Beach "Anse Bonnet Carré"La Digue
The wild, isolated atmosphere and flat coral surface which takes up part of the beach provide interesting views for people passing through on their way to Anse Marron.
- 200m x 4m - very few visitors
- Shallow water, however strong tides.
- Seaweed is sometimes present, but usually clear
- Remote, empty beach in the south of La Digue
- A good spot for snorkelling
At a Glance:
- Wild, isolated beach in the south of the island with shallow water and a partial coralline surface.
- Access is via a granite path, so visitors should be careful not to slip on the surface, as it can be dangerous when wet.
- Most visitors here will come with a guide on their way to visit Anse Marron.
- On-foot access is via the Union Estate. Entrance fee costs 100 Seychelles Rupees per person each day. Anse Bonnet Carré can be found about 1.5 km from the estate.
- The easiest way to access the beach is via the sea at low tide from Anse Source d’Argent or Anse Pierrot.
- Natural shade provides protection from the sun.

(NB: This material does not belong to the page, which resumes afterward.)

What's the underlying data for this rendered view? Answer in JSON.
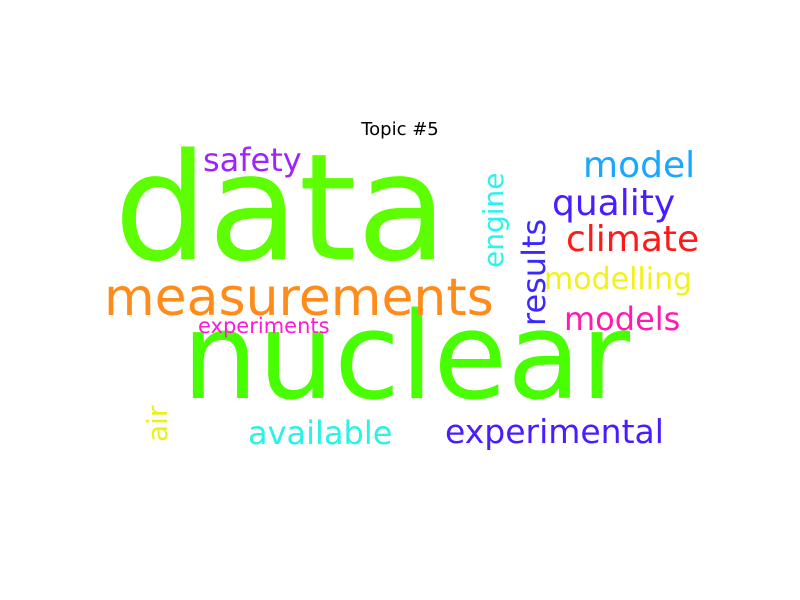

Anse Bonnet Carré is an isolated, quiet beach in the south of La Digue. The area is rarely-visited by tourists, with most people just passing through on the way to Anse Marron, and usually with a tour guide. Anyone coming this way will have to walk on the rocks at certain points, and the granite can be especially slippery when wet, so anyone wanting to walk this way should be careful not to slip, and shouldn’t make the journey solo. In order to access Anse Bonnet Carré on-foot, visitors must pay the entrance fee at the Union Estate, which is 100 Rupees per person per day. Once inside the estate, Bonnet Carré is about 1.5 km south of the entrance, in between Anse aux Cèdres and Anse Marron. Most visitors will not come alone, but will pass through the area on their way to Anse Marron with a tour guide, therefore the beach is almost always empty. Anse Bonnet Carré offers little in the way of facilities, with the nearest being in the Union Estate. However, the shallow water means that it’s possible to snorkel here, although the flat, coral seabed offers little protection from waves, so visitors should be careful. Additionally, the water is too shallow at low tide to swim or snorkel, so this is only really possible at high tide, when the water often covers the entire beach. However, even at high tide, the water isn’t particularly deep. Anse Bonnet Carré is a particularly isolated beach that offers a few possibilities to visitors. The uniquely ‘wild’ atmosphere makes the beach an interesting prospect, at least for guests passing by on their way to Anse Marron, and the complete lack of visitors means that anyone wanting to relax could do so easily here. However, the route can be dangerous, so visitors should avoid coming here alone, and should strongly consider hiring a tour guide.